Als er am See ankam und vom Pferd absaß, bot sich ihm schon wieder ein kleines Schauspiel. Zwei der mächtigen Drachen waren im Wasser. Der Lilafarbene und der Blaue. Sie tauchten immer wieder unter und wenn sie an die Oberfläche kamen, war es, als würde ein Berg aus puren Edelsteinen aus dem See auftauchen. Die nassen Schuppen reflektierten das Sonnenlicht und ließen die Tiere regelrecht schillern. Gaten trat ans Ufer, bis das Wasser seine Schuhe durchnässte. Der Tag war erneut heiß und die kleine Abkühlung tat gut.

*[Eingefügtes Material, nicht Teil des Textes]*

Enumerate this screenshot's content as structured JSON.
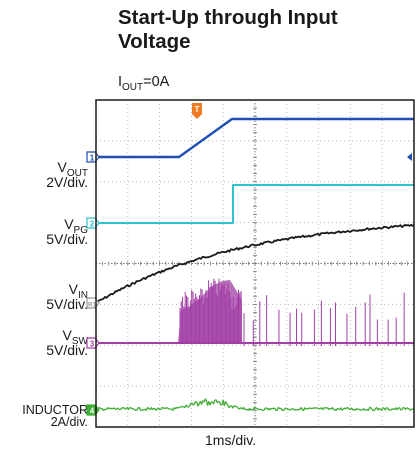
{
  "chart_data": {
    "type": "line",
    "title": "Start-Up through Input Voltage",
    "subtitle": {
      "prefix": "I",
      "sub": "OUT",
      "suffix": "=0A"
    },
    "xlabel": "1ms/div.",
    "grid": true,
    "channels": [
      {
        "marker": "1",
        "name": {
          "main": "V",
          "sub": "OUT"
        },
        "scale": "2V/div.",
        "color": "#1f4eb5"
      },
      {
        "marker": "2",
        "name": {
          "main": "V",
          "sub": "PG"
        },
        "scale": "5V/div.",
        "color": "#2fc3cc"
      },
      {
        "marker": "R1",
        "name": {
          "main": "V",
          "sub": "IN"
        },
        "scale": "5V/div.",
        "color": "#1a1a1a"
      },
      {
        "marker": "3",
        "name": {
          "main": "V",
          "sub": "SW"
        },
        "scale": "5V/div.",
        "color": "#a23fa6"
      },
      {
        "marker": "4",
        "name": {
          "main": "INDUCTOR",
          "sub": ""
        },
        "scale": "2A/div.",
        "color": "#3fae33"
      }
    ],
    "trigger_marker": "T",
    "colors": {
      "trigger": "#f07b22",
      "grid": "#b5b5b5"
    }
  }
}
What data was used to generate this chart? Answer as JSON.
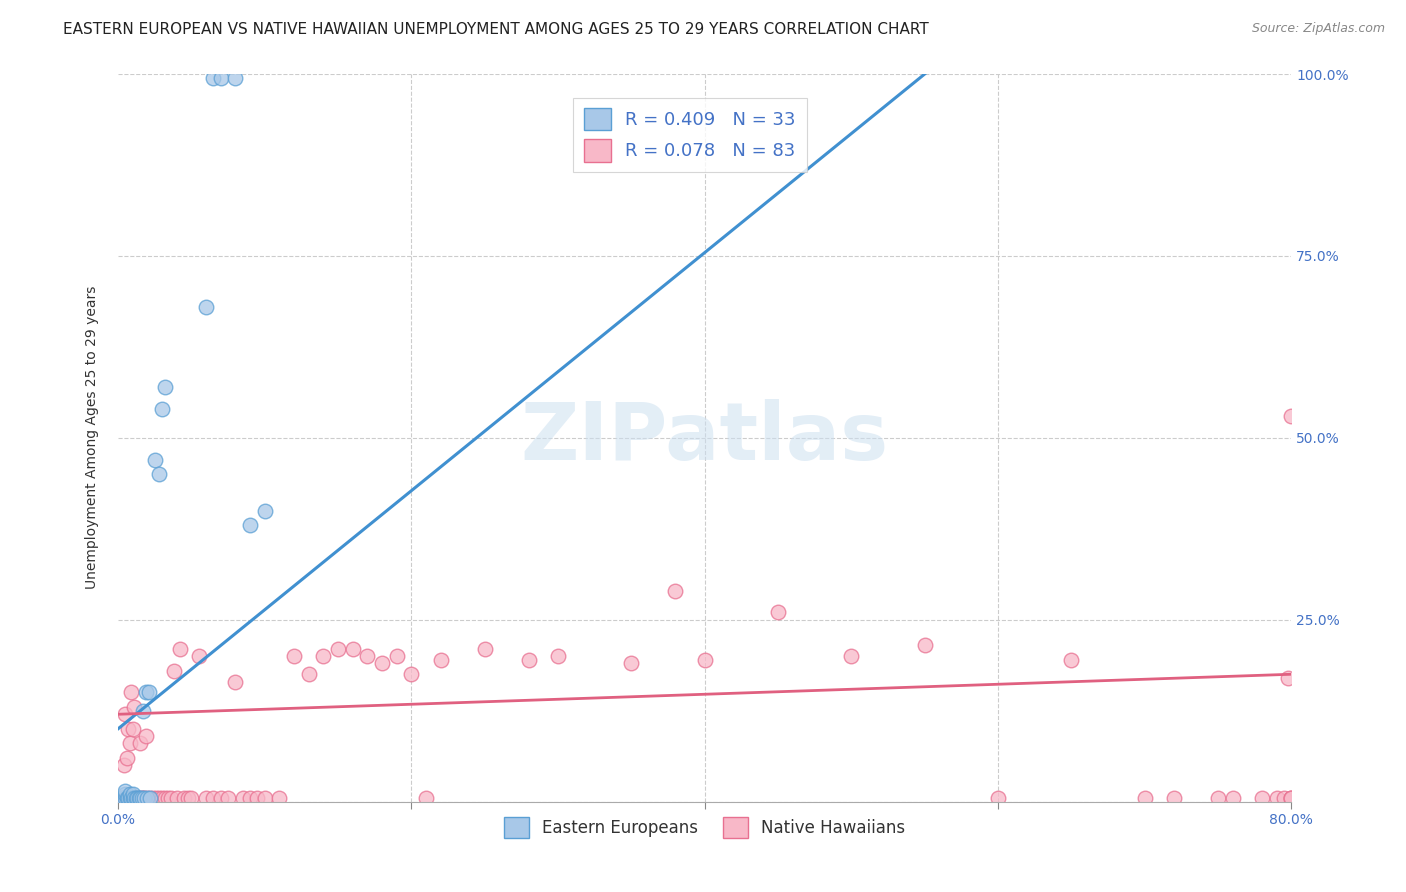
{
  "title": "EASTERN EUROPEAN VS NATIVE HAWAIIAN UNEMPLOYMENT AMONG AGES 25 TO 29 YEARS CORRELATION CHART",
  "source": "Source: ZipAtlas.com",
  "ylabel": "Unemployment Among Ages 25 to 29 years",
  "xlim": [
    0.0,
    0.8
  ],
  "ylim": [
    0.0,
    1.0
  ],
  "title_fontsize": 11,
  "axis_label_fontsize": 10,
  "tick_fontsize": 10,
  "blue_color": "#a8c8e8",
  "blue_edge_color": "#5a9fd4",
  "pink_color": "#f8b8c8",
  "pink_edge_color": "#e87090",
  "watermark_text": "ZIPatlas",
  "R_blue": 0.409,
  "N_blue": 33,
  "R_pink": 0.078,
  "N_pink": 83,
  "legend_label_blue": "Eastern Europeans",
  "legend_label_pink": "Native Hawaiians",
  "blue_line_color": "#4090d0",
  "pink_line_color": "#e06080",
  "ee_x": [
    0.003,
    0.005,
    0.005,
    0.005,
    0.006,
    0.007,
    0.008,
    0.008,
    0.009,
    0.01,
    0.01,
    0.011,
    0.012,
    0.013,
    0.014,
    0.015,
    0.016,
    0.017,
    0.018,
    0.019,
    0.02,
    0.021,
    0.022,
    0.025,
    0.028,
    0.03,
    0.032,
    0.06,
    0.065,
    0.07,
    0.08,
    0.09,
    0.1
  ],
  "ee_y": [
    0.005,
    0.005,
    0.01,
    0.015,
    0.005,
    0.005,
    0.005,
    0.01,
    0.005,
    0.005,
    0.01,
    0.005,
    0.005,
    0.005,
    0.005,
    0.005,
    0.005,
    0.125,
    0.005,
    0.15,
    0.005,
    0.15,
    0.005,
    0.47,
    0.45,
    0.54,
    0.57,
    0.68,
    0.995,
    0.995,
    0.995,
    0.38,
    0.4
  ],
  "nh_x": [
    0.003,
    0.004,
    0.005,
    0.005,
    0.006,
    0.007,
    0.007,
    0.008,
    0.008,
    0.009,
    0.009,
    0.01,
    0.01,
    0.011,
    0.011,
    0.012,
    0.013,
    0.014,
    0.015,
    0.016,
    0.017,
    0.018,
    0.019,
    0.02,
    0.022,
    0.024,
    0.026,
    0.028,
    0.03,
    0.032,
    0.034,
    0.036,
    0.038,
    0.04,
    0.042,
    0.045,
    0.048,
    0.05,
    0.055,
    0.06,
    0.065,
    0.07,
    0.075,
    0.08,
    0.085,
    0.09,
    0.095,
    0.1,
    0.11,
    0.12,
    0.13,
    0.14,
    0.15,
    0.16,
    0.17,
    0.18,
    0.19,
    0.2,
    0.21,
    0.22,
    0.25,
    0.28,
    0.3,
    0.35,
    0.38,
    0.4,
    0.45,
    0.5,
    0.55,
    0.6,
    0.65,
    0.7,
    0.72,
    0.75,
    0.76,
    0.78,
    0.79,
    0.795,
    0.798,
    0.8,
    0.8,
    0.8,
    0.8
  ],
  "nh_y": [
    0.005,
    0.05,
    0.005,
    0.12,
    0.06,
    0.005,
    0.1,
    0.005,
    0.08,
    0.005,
    0.15,
    0.005,
    0.1,
    0.005,
    0.13,
    0.005,
    0.005,
    0.005,
    0.08,
    0.005,
    0.005,
    0.005,
    0.09,
    0.005,
    0.005,
    0.005,
    0.005,
    0.005,
    0.005,
    0.005,
    0.005,
    0.005,
    0.18,
    0.005,
    0.21,
    0.005,
    0.005,
    0.005,
    0.2,
    0.005,
    0.005,
    0.005,
    0.005,
    0.165,
    0.005,
    0.005,
    0.005,
    0.005,
    0.005,
    0.2,
    0.175,
    0.2,
    0.21,
    0.21,
    0.2,
    0.19,
    0.2,
    0.175,
    0.005,
    0.195,
    0.21,
    0.195,
    0.2,
    0.19,
    0.29,
    0.195,
    0.26,
    0.2,
    0.215,
    0.005,
    0.195,
    0.005,
    0.005,
    0.005,
    0.005,
    0.005,
    0.005,
    0.005,
    0.17,
    0.005,
    0.005,
    0.005,
    0.53
  ]
}
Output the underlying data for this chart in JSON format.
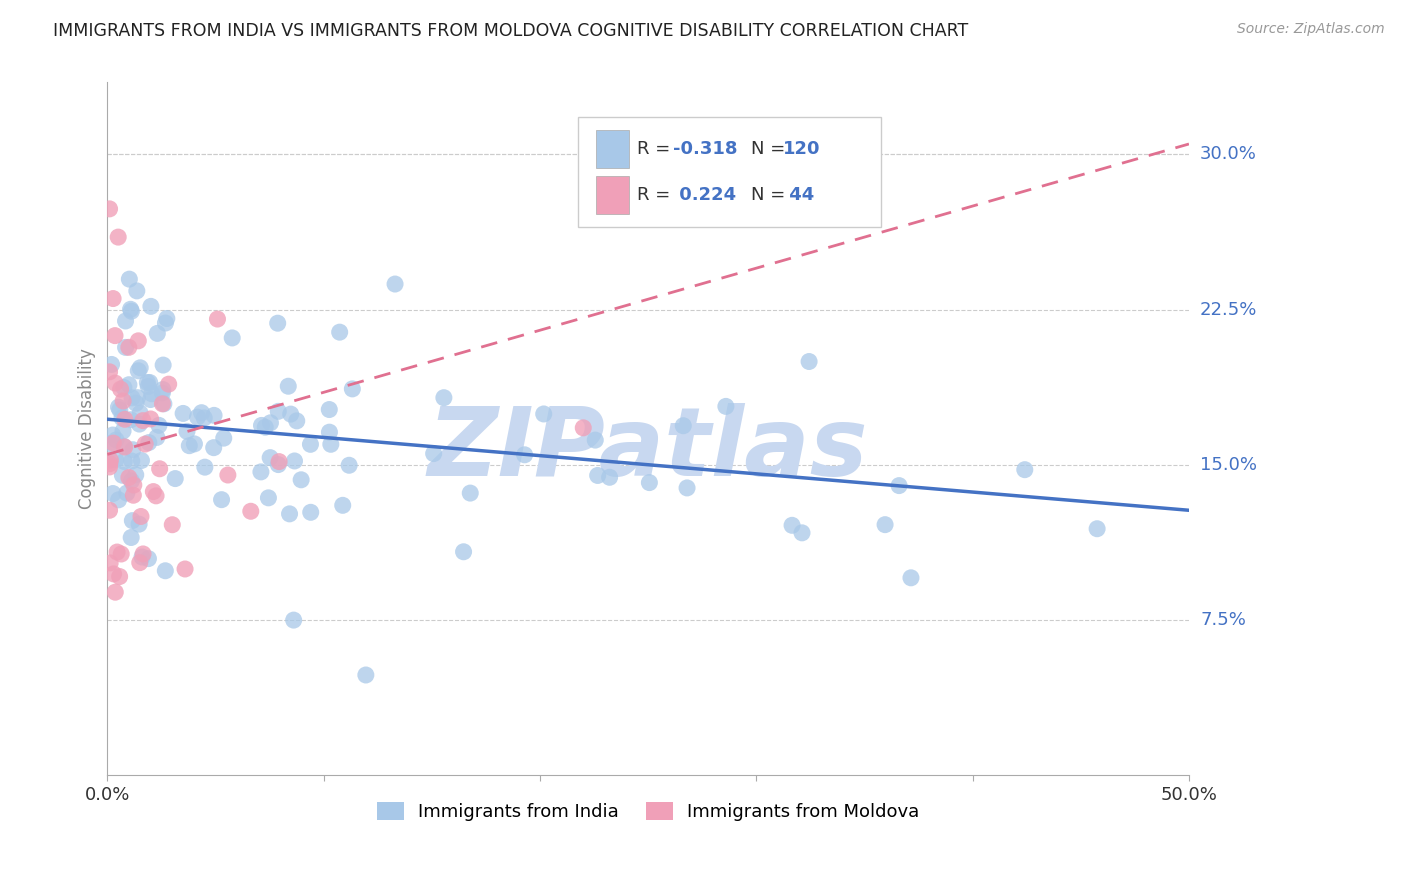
{
  "title": "IMMIGRANTS FROM INDIA VS IMMIGRANTS FROM MOLDOVA COGNITIVE DISABILITY CORRELATION CHART",
  "source": "Source: ZipAtlas.com",
  "ylabel": "Cognitive Disability",
  "xlim": [
    0.0,
    0.5
  ],
  "ylim": [
    0.0,
    0.335
  ],
  "ytick_labels_right": [
    "7.5%",
    "15.0%",
    "22.5%",
    "30.0%"
  ],
  "ytick_vals_right": [
    0.075,
    0.15,
    0.225,
    0.3
  ],
  "india_color": "#A8C8E8",
  "moldova_color": "#F0A0B8",
  "india_line_color": "#4472C4",
  "moldova_line_color": "#E07090",
  "watermark": "ZIPatlas",
  "watermark_color": "#C8D8F0",
  "india_trend_x": [
    0.0,
    0.5
  ],
  "india_trend_y": [
    0.172,
    0.128
  ],
  "moldova_trend_x": [
    0.0,
    0.5
  ],
  "moldova_trend_y": [
    0.155,
    0.305
  ],
  "background_color": "#FFFFFF",
  "grid_color": "#CCCCCC",
  "title_color": "#222222",
  "axis_label_color": "#888888",
  "right_tick_color": "#4472C4"
}
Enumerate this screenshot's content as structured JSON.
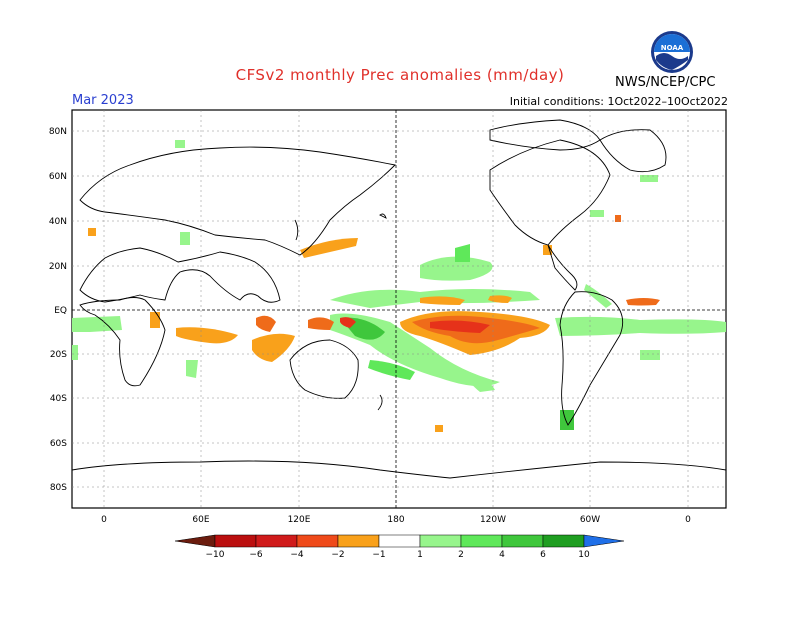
{
  "header": {
    "title": "CFSv2 monthly Prec anomalies (mm/day)",
    "month": "Mar 2023",
    "initial_conditions": "Initial conditions: 1Oct2022–10Oct2022",
    "agency": "NWS/NCEP/CPC",
    "logo_text": "NOAA"
  },
  "map": {
    "projection": "equirectangular, centered 180",
    "lat_labels": [
      "80N",
      "60N",
      "40N",
      "20N",
      "EQ",
      "20S",
      "40S",
      "60S",
      "80S"
    ],
    "lon_labels": [
      "0",
      "60E",
      "120E",
      "180",
      "120W",
      "60W",
      "0"
    ],
    "grid": "dotted",
    "colors": {
      "dry1": "#f9a11b",
      "dry2": "#ef6b1a",
      "dry3": "#e6321a",
      "dry4": "#bb0f0f",
      "dry5": "#6b1c0e",
      "wet1": "#97f58c",
      "wet2": "#5fe85a",
      "wet3": "#3fc73c",
      "wet4": "#1f9e21",
      "wet5": "#138f18",
      "extreme_wet": "#1f6fe8"
    }
  },
  "colorbar": {
    "labels": [
      "−10",
      "−6",
      "−4",
      "−2",
      "−1",
      "1",
      "2",
      "4",
      "6",
      "10"
    ]
  }
}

„Kommandant Gaten“, begrüßte Mélina ihn und kam herüber. Auch sie war nass und leicht außer Atem. Ihre Laune schien jedoch noch immer gut zu sein. Die Nähe zu ihrem Drachen machte sie sichtlich friedlicher.

„Gardistin Mélina.“ Er neigte leicht den Kopf.

Sie grinste. „Was verschafft uns denn die Ehre?“

„Ich wollte Euch nur besuchen kommen“, erklärte Gaten und wies auf die Drachen im See.

Die Reiterin verzog wissend das Gesicht und senkte den Blick für einen kurzen Moment auf seine Füße.

Er lachte leise. „Und die Gelegenheit für eine Abkühlung nutzen.“

Nun lachte sie auch. „Na dann. Ihr seid herzlich eingeladen, mit uns zu schwimmen.“ Sie hob den Arm und wies ebenfalls auf die Drachen. „Oder traut Ihr Euch nicht?“, deutete sie seinen unschlüssigen Gesichtsausdruck richtig.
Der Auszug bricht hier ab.